Its net cash amounted to RM75.4mil as of end March, which
would allow it to weather through times of economic uncertainties and rising
interest rates scenario.
Ornasteel is trading at attractive valuations of 6.9 times
price-to-earnings ratio based on FY08 estimated earnings.
The flat steel producer is unlikely to be as strongly
impacted by the recent hikes in energy prices as the upstream players.
An analyst with OSK Investment Bank said Ornasteel’s energy
consumption is not as high as that of upstream players.
“Ornasteel does not have furnace plants that need a lot of
energy to heat up,” he said.
Besides, international steel prices had jumped by a huge
quantum; hence Ornasteel would still see attractive margins, he added.

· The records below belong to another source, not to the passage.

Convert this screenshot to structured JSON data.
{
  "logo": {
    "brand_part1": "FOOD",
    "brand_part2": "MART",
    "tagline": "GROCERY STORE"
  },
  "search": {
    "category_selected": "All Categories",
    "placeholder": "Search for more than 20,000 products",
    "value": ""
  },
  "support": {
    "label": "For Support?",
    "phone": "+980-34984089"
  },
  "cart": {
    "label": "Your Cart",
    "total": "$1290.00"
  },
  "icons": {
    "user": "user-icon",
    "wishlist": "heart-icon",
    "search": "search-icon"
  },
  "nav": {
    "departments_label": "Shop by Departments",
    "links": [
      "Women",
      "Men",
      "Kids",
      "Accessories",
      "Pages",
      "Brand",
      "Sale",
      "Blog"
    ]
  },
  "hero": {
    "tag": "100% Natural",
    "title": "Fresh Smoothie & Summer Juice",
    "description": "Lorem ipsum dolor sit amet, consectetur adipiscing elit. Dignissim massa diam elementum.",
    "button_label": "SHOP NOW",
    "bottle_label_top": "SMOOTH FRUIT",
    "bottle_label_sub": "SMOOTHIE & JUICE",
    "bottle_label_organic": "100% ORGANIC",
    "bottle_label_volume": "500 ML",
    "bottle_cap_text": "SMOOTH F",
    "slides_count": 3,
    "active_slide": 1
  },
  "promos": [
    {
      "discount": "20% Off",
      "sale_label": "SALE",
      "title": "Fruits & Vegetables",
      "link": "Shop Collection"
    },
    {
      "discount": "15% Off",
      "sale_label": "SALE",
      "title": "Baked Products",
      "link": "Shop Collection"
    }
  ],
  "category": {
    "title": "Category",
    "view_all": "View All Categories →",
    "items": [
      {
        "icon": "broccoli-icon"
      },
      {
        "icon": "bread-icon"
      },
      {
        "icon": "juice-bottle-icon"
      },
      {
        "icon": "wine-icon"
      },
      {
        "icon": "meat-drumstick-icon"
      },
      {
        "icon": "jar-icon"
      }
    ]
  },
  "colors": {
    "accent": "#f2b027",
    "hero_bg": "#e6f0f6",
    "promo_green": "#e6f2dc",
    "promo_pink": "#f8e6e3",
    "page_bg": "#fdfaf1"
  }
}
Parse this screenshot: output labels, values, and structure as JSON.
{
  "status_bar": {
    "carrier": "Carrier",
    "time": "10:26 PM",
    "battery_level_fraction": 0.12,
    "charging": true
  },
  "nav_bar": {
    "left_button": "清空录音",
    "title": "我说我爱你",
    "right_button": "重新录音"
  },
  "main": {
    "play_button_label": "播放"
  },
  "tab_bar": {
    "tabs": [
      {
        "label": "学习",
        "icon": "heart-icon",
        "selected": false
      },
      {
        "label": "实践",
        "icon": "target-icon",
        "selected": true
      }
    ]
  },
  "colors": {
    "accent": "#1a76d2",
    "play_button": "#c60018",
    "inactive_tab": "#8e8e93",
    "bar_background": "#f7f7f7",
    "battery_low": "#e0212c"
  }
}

OSK, in a separate report, said demand for flat steel
products was anticipated to remain buoyant given the wider applications.
“Contribution from the new cold-rolled coil mill, which adds
about 180,000 tonnes a year, will improve competitiveness, reduce imports and
enhance profit margins because it would move up the value chain,” it said.
Ornasteel was anticipated to capitalise on import discounts and better material supply from China Steel Corporation, the research house added. The Taiwan-based company owns 45.4% of Ornasteel.